Of course since this little beasty was shaping up to the replacement for my current laptop there was one thing it needed to be able to do: play games. I have to admit that I was sceptical at first because I’ve fiddled with a lot of other small laptops like this before and not one of them was able to play games properly, that only seemed to come with systems that would kindly be described as luggable desktops. The Zenbook however managed to run pretty much everything I threw at it without a worry with games like DOTA 2 being buttery smooth at max resolution with all the settings cranked up to high.
One of the minor features that I feel bears mentioning is the amount of connectivity available on them. Now the Zenbook isn’t leaps and bounds ahead of similar models in this regard but the simple addition of an extra USB port (giving a total of 3) is something that I feel has been sorely lacking with nearly every laptop I’ve had. Heck even the semi-modern one I’m typing this on at the moment still only sports 2 USB ports which means that should I want to use my 4G dongle, external mouse and charge my phone at the same time I’m faced with the unenviable position of having to not do one of those things. You might not find yourself in that situation very often but I sure have, especially when I was running around TechEd and using all my devices to their maximum potential.

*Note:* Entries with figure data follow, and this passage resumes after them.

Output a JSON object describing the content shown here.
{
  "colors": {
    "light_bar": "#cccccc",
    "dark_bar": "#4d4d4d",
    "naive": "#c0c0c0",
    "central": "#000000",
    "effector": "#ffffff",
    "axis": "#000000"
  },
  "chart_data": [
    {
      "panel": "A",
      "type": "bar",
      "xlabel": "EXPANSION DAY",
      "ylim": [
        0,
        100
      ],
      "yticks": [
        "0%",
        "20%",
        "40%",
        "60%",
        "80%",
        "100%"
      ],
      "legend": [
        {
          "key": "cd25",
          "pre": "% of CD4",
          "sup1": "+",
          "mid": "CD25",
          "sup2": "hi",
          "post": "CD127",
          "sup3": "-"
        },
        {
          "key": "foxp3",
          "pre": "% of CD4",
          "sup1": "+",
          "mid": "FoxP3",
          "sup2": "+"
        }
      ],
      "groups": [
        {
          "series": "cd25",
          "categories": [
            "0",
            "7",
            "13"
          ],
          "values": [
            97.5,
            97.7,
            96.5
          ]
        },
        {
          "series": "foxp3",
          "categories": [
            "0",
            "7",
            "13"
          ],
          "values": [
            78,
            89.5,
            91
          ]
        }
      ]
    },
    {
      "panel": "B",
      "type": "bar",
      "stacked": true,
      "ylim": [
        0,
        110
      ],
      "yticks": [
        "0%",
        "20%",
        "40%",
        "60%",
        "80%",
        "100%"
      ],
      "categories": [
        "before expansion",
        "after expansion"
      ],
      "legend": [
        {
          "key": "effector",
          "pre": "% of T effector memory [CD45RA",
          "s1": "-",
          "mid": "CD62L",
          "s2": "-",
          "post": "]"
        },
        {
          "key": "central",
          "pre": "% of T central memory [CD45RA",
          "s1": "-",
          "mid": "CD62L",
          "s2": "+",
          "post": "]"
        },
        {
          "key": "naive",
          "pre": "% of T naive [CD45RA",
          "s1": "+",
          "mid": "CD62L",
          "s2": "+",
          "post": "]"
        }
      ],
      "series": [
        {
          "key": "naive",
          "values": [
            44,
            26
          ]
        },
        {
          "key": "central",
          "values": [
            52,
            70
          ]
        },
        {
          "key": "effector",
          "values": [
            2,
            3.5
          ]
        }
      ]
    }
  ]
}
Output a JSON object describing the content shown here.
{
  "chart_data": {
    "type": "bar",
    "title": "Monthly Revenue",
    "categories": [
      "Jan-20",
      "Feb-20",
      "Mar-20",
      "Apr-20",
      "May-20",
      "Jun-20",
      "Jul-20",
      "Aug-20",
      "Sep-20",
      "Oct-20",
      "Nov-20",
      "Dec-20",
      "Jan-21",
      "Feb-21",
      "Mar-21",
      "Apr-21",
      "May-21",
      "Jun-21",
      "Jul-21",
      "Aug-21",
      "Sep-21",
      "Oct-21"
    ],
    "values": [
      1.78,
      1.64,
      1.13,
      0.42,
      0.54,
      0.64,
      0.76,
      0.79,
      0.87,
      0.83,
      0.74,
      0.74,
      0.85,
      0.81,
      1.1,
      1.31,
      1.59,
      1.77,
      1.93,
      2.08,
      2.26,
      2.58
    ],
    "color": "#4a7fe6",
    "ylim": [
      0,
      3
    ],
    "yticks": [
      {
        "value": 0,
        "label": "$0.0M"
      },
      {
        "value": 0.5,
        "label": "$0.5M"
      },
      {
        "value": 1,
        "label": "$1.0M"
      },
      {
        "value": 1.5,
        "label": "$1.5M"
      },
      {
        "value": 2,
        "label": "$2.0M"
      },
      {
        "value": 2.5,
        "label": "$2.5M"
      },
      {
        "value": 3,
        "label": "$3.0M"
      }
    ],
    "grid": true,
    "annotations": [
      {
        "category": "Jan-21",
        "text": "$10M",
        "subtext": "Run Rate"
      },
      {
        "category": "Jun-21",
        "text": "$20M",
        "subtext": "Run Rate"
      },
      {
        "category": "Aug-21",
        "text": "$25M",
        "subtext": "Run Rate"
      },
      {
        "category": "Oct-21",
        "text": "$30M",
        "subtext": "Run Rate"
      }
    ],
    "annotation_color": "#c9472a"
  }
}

There’s a minor quirk that I feel bears mentioning which was initially picked up by one of my fellow LifeHacker competition winners Terry Lynch. When you first start up the laptop with its pre-installed Windows 7 OS you’ll get 2 partitions at are of roughly equal size. However should you decide you want to upgrade to Windows 8 and remove all the partitions instead of being presented with 1 500GB volume to format (like you’d expect from these hybrid drives) you’ll instead get 1 28GB partition and another 500GB one. From our testing its clear that the 28GB partition is the SSD and the 500GB is the platter based storage. This is great for splitting off your OS onto the SSD section and leaving the rest for data but it does seem a bit odd since the marketing would lead you to believe it was a single hybrid drive. I’m not sure if this is the case with other hybrids however, so if you’ve had experience with one I’d like to hear what your experience was like.
The ASUS Zenbook UX32V is an amazing piece of hardware combining the best elements of its larger cousins with a form factor that is just sublime. After using it for a couple days I had no issues making it my main laptop and when combined with Windows 8 (something I’ll talk about in depth at a later date) it becomes an amazing little powerhouse that feels like it was designed with this operating system in mind. I had never really considered getting an ASUS branded laptop in the past but now I’m having trouble thinking about going for anything else as it really is that good. If you’re after a portable rig that can still do everything that a regular PC can do then you don’t have to look much further than the Zenbook.